Prenons ce dernier cas. Dans le jeu de rôles grandeur nature, aucune instance supérieure ne raconte une histoire, le récit collectif est réalisé par tous, et chaque joueur ne connaît jamais qu’une partie ou version de ce qui s’est passé et du monde où évolue son personnage. Néanmoins, les auteurs et animateurs souhaitent faire vivre des aventures au plus grand nombre, faire découvrir leur univers et parfois transmettre un sens général aux participants. Quelles stratégies ou techniques – quels modes de scénarisation – adoptent-ils pour y parvenir ? La réponse ayant évoluée avec le développement du Grandeur Nature depuis la fin des années 1980, on peut suivre cette évolution : depuis les épreuves qui attendent chaque groupe d’aventuriers à des endroits précis selon un modèle en étoile, jusqu’à l’intrigue « implémentée » par les objectifs de chaque personnage, en passant (technique la plus courante) par la prévision d’une suite d’événements, mis en action sur le mode plus ou moins générique ou modulaire du type « si N, alors N’, etc. ». Dans la mesure où l’interactivité est un trait fondamental de la narration, il s’agit de voir le genre d’interactions (sociales) qu’implique chaque mode de scénarisation. Ces modèles impliquent et produisent des styles de jeu différents, des « réalités » particulières, plus ou moins agonistiques, plus ou moins interactionnistes, etc. Mais ces formes de réalités sont elles-mêmes largement déterminées, en amont, par le choix de l’univers et des règles. Monde et règles constituent en cela un tout premier niveau de scénarisation. Les récits vécus qui sortiront d’un âge barbare, où seule importe l’action héroïque, ne ressembleront pas du tout en effet aux récits qui sortiront du palais impérial, où la diplomatie est l'unique moyen de triompher.
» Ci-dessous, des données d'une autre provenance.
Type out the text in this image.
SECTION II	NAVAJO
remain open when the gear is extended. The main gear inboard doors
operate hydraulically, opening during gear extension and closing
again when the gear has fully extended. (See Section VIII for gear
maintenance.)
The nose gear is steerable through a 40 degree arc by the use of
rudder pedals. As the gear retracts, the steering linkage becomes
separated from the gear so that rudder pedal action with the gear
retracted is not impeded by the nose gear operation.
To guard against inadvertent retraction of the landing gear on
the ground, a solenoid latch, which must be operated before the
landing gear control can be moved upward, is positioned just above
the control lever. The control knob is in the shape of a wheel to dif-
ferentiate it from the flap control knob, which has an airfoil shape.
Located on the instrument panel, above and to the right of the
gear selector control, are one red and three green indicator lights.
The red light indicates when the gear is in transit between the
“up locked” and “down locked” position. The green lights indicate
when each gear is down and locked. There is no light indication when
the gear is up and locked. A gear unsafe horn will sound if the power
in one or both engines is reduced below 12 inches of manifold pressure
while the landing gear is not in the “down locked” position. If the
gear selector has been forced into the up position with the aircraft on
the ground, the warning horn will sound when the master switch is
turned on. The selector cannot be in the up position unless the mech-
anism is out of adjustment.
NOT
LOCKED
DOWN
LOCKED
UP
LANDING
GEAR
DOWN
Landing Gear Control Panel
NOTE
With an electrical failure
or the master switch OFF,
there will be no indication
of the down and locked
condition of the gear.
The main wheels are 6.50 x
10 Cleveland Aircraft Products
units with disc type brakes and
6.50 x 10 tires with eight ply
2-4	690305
En retour, on peut se demander ce que ces jeux font à la création contemporaine ? L’arrivée du ludique met en lumière au moins deux faits qui modifient indéniablement la manière de faire des histoires.

Le premier est l’importance croissante de la notion de monde ou d’univers. L’univers, qui est second dans le récit traditionnel (où il se déploie à partir du récit), est premier dans toute narration ludique (où tout récit se déploie à partir de lui). Cela suppose des univers faciles à jouer, fondés sur des imaginaires préalables ou du moins largement partagés tels que le médiéval-fantastique ou le western, mais la liste est longue de ces cadres mondains prêts à jouer. La question de la référentialité est ici centrale, et le second fait en découle. Il s’agit de l’intermédialité. Dès lors que des récits sont traduits en mondes ou que les mondes sont extraits des narrations qui les ont générés, ils peuvent être repris et les récits continués dans d’autres médias. Du roman au film, et du film au jeu, comme Star Wars. Du récit littéraire au jeu, et de ces deux formes vers le cinéma, comme l’œuvre de Tolkien. Ou encore du jeu vers le film, quand le cinéma reprend l’esthétique et de la narrativité vidéoludiques (Lara Croft, Resident Evil, etc.).

Les mondes fictionnels semblent constituer un ordre nouveau de la création et de la réception des récits. Le développement récent du transmedia storytelling, dont le moteur est d’ordre largement économique, y est pour beaucoup. Mais on peut aussi faire l’hypothèse moins cynique, générationnelle, de l’influence des différents types de jeux de rôle et des littératures d’univers telles que la science-fiction à partir des années 1970. 

Ce texte est la proposition (2010) légèrement remaniée du panel « Scénariser l’interaction » à la Fourth Screenwriting Research Network International Conference: Beyond Boundaries: Screenwriting Accross Media, Vrije Universteit Brussel, 8-10 septembre 2011. Participants : Benoît Berthou (« Le scénario : une hybridation médiatique ? »), Olivier Caïra (« Jeu de rôle sur table : le scénario entre narrativité initiale et narrativité finale »), Matthieu Letourneux (« Jeu vidéo, scénarisation et sérialité »), les auteurs de cette note (« Généalogie du scénario grandeur nature : les formes de l’interaction dramatique »).